Premier David Burt supports the bill, a response to concerns over wide-reaching government influence in gambling. Burt is also Bermuda’s Minister of Finance and previously oversaw tourism as well. That, according to some legislators, was too much centralized control.
Shifting the Paradigm
Burt eventually gave up control over tourism, a decision that local banks suggested would help facilitate the implementation of payment channels for casinos in 2020. Almost three years later, there has been little progress. The banks moved the goalposts after Burt made the change, and the debate rages on.
The latest changes to the gambling legislation will give even more control over the casinos to the BCGC. It now has greater oversight over the establishment of gaming requirements and anti-money laundering regulations.

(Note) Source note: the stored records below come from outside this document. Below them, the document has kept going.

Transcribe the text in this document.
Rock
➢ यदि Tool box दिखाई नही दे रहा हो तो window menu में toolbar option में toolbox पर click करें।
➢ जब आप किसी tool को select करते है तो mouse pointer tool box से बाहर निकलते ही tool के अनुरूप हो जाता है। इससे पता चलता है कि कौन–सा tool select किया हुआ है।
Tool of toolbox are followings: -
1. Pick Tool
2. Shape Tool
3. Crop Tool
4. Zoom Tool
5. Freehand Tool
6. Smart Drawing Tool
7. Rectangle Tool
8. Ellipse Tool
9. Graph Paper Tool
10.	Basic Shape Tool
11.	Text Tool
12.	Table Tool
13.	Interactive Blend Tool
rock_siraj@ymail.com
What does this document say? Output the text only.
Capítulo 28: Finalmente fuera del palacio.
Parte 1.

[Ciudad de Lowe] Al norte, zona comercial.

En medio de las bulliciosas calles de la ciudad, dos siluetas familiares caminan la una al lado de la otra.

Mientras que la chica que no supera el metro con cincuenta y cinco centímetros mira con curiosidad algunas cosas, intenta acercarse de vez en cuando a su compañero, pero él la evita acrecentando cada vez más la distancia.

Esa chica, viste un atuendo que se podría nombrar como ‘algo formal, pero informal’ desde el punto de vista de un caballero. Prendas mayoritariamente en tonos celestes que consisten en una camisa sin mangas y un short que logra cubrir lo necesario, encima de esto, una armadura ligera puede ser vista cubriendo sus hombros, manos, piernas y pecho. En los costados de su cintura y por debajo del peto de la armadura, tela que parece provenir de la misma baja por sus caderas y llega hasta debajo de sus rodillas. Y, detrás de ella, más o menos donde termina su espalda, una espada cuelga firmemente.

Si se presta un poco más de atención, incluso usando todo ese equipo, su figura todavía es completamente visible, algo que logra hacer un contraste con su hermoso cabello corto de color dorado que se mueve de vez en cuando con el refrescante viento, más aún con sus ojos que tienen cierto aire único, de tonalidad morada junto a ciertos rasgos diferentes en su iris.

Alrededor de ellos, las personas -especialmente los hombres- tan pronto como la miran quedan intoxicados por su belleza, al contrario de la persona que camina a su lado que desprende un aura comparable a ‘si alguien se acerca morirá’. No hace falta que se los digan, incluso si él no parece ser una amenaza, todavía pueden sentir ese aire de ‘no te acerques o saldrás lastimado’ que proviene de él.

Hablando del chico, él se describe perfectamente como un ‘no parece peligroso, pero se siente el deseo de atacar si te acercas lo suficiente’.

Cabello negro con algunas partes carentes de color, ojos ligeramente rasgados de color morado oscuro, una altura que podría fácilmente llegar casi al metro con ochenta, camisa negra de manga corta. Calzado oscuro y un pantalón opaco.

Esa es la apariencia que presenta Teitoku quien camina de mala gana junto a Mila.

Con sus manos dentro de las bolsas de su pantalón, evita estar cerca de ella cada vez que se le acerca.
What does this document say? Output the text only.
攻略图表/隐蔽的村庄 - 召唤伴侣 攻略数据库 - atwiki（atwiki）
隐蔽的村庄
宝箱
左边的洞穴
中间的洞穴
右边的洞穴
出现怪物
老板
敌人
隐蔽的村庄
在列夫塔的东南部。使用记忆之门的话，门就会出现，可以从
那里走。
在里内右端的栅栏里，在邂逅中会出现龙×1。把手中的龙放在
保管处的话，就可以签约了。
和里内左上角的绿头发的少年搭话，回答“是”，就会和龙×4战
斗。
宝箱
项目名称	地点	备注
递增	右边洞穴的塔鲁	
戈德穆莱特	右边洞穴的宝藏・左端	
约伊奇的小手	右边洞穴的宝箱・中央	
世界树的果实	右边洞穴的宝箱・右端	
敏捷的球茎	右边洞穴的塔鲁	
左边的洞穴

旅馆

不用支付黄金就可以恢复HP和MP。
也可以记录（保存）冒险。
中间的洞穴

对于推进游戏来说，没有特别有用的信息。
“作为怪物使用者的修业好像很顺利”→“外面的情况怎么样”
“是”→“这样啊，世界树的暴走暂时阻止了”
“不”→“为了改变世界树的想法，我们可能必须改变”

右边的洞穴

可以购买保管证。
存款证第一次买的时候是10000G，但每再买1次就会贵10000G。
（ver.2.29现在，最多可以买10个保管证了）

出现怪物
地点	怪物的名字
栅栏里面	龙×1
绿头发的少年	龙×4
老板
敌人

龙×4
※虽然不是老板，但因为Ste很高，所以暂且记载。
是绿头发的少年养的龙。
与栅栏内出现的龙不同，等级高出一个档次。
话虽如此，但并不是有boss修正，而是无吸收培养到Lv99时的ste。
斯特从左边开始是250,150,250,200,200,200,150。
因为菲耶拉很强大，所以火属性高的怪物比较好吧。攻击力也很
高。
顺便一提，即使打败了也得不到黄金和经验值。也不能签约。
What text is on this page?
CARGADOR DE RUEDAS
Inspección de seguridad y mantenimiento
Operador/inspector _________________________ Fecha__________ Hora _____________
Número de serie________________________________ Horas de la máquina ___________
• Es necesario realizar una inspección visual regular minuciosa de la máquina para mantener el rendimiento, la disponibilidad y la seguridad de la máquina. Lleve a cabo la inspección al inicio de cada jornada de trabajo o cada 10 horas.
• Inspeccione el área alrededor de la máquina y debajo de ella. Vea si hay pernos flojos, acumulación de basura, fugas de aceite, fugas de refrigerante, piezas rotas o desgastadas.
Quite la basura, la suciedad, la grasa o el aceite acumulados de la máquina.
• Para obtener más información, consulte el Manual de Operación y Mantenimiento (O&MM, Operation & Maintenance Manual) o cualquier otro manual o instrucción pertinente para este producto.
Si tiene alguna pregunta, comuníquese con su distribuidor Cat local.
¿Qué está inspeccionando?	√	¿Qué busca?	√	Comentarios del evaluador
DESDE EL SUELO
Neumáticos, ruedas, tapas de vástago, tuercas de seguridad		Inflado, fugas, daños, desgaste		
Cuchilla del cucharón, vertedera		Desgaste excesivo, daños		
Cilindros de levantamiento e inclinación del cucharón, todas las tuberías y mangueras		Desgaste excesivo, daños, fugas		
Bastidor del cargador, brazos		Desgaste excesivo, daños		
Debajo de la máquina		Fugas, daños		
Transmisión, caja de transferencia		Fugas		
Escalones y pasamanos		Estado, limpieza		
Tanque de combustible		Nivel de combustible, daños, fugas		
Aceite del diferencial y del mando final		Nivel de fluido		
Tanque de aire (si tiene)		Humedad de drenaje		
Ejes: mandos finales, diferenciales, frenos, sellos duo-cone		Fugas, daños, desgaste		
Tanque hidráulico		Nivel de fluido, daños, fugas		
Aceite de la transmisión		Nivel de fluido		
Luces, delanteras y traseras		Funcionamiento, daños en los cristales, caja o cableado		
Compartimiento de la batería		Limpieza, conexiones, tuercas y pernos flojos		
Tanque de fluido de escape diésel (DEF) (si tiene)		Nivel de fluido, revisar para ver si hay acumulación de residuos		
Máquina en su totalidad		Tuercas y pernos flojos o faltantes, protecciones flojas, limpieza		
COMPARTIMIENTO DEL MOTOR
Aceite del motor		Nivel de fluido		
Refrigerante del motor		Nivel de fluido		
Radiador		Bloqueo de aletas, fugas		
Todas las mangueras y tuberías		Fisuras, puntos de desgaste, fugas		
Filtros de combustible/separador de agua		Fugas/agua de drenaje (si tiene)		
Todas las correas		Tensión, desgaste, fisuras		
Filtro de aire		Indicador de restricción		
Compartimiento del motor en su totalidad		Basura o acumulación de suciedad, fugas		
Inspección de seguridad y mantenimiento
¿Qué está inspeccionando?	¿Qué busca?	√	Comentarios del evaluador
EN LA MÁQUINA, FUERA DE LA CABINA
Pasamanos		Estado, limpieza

Debates during discussion of the bill show there is still a divide among politicians over the direction of the BCGC. One lawmaker, Jarion Richardson, doesn’t believe the commission should be able to establish those policies. He stated that this would only lead to “damning consequences,” per the Royal Gazette.
Zane DeSilva, another MP and the Minister of Tourism and Transport appointed by Burt, supports the new legislation and the BCGC. The regulator has 11 employees, with no casino on the immediate horizon, and DeSilva stated that they “make up a pretty good team.” The government recently approved a $9.8-million guarantee for the BCGC as part of its latest budget.
Shadow Minister of Public Works and Tourism Craig Cannonier expressed his concern over the government’s lack of gambling progress. He pointed out that other Caribbean resorts were able to bring casinos to life while Bermuda remains stagnant.
Another politician, Anthony Richardson, said the lack of progress was the regulator’s fault. He asserted that the delays were the result of “the independence of the commission.”
Opposition Remains Strong
It’s clear that the real source of the issue is political infighting and an inability to find a common ground. The government is divided into two camps, and the opposition holds enough power to keep casino gambling from moving forward.
Opposition MP Scott Pearman doesn’t want Bermuda’s Premier, or any leader of the BOT, to have a hand in casino gaming. He hinted the opposition might back support of the initiative only if Burt renounced his role as Finance Minister.
Pearman added that the bill solves nothing before exclaiming, “The only games that seem to be played are the games around this room.”
Burt has conceded that sticking to the integrated resort model of casino gambling may not have been the wisest move. This position is relaxed in the new legislation, which could help to win over some opponents.
The bill specifies the possibility of “smaller, amenity-style casinos,” but doesn’t mention how licenses would work. Based on the continuing battle between politicians, it might be a moot point for now, anyway.